Listen to “Don’t Judge Me” by FKA twigs / Headie One / Fred again..
FKA twigs is inclined toward the grand gesture. Her albums—right up through her best yet, 2019’s MAGDALENE—are immersive worlds of vanguard-testing sound that demand listeners either submit to them or reject them, anything but be unmoved. So when twigs turned up to lend a lighter-than-air vocal to a short interlude from rapper Headie One and producer Fred again..’s 2019 mixtape (the dynamic London duo’s GANG), it was hard not to be left wanting more. With “Don’t Judge Me,” a finished version of the track (with twigs now sharing credit as a primary artist), she delivers, and the results are characteristically magnificent.

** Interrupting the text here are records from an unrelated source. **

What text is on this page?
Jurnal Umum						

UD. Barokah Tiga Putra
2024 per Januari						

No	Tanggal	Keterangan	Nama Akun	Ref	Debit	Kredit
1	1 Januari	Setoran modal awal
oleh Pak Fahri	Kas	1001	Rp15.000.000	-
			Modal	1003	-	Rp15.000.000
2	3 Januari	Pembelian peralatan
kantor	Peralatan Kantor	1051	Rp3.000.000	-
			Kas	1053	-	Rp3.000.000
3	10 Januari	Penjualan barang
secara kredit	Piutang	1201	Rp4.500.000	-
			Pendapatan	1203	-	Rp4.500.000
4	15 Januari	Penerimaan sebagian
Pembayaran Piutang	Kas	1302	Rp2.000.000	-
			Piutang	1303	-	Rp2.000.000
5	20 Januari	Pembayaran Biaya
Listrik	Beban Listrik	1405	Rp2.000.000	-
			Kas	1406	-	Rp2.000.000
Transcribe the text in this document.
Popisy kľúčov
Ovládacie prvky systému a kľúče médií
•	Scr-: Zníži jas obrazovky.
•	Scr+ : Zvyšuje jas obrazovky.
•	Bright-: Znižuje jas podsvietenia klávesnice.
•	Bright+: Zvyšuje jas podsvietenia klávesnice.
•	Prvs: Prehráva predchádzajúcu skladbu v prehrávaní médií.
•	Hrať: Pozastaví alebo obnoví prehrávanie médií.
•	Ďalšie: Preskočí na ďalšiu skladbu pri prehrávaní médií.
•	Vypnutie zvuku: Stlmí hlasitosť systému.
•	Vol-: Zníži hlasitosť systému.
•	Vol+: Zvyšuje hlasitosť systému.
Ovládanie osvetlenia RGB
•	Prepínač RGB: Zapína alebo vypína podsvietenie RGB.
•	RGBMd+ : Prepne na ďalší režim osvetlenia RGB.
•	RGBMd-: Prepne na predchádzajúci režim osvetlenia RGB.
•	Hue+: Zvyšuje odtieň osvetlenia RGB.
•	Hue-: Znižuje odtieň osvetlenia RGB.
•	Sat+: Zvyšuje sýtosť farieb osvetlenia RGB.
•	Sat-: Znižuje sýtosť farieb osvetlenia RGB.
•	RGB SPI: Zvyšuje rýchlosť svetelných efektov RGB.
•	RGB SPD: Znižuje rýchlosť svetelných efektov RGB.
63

The original “Judge Me (Interlude)” feels like a loose sketch. Headie One doesn’t rap so much as speak-sing, and his mesmerizing voice bounces around through funhouse-mirror effects. Whatever he has done (“I was broke and I loved myself,” he admits), twigs too asks the listener to withhold judgment, offering her “precious love” in return as her soprano soars. Fred again.. builds the surrounding production with precision, forming a choir of spectral twigses backed by weary drones and room-shaking thuds. The completed “Don’t Judge Me” starts there and goes further—exhilaratingly far. Headie shows why he’s a Drake-backed leading light of the UK drill scene in a dazzling new verse, rapping with escalating urgency about being judged on account of his race. With a measured delivery, Headie One grounds this anti-racist message in personal references (like his crew’s beefs or a high-profile London police shooting), avoiding clumsiness with specificity. The video, co-directed by twigs and Emmanuel Adjei, takes the song to a higher level still, connecting the music’s sensuous plea for empathy to both the visual artist Kara Walker’s 42-foot Tate Modern fountain and an unseen power that tries to hold twigs back. Nothing can.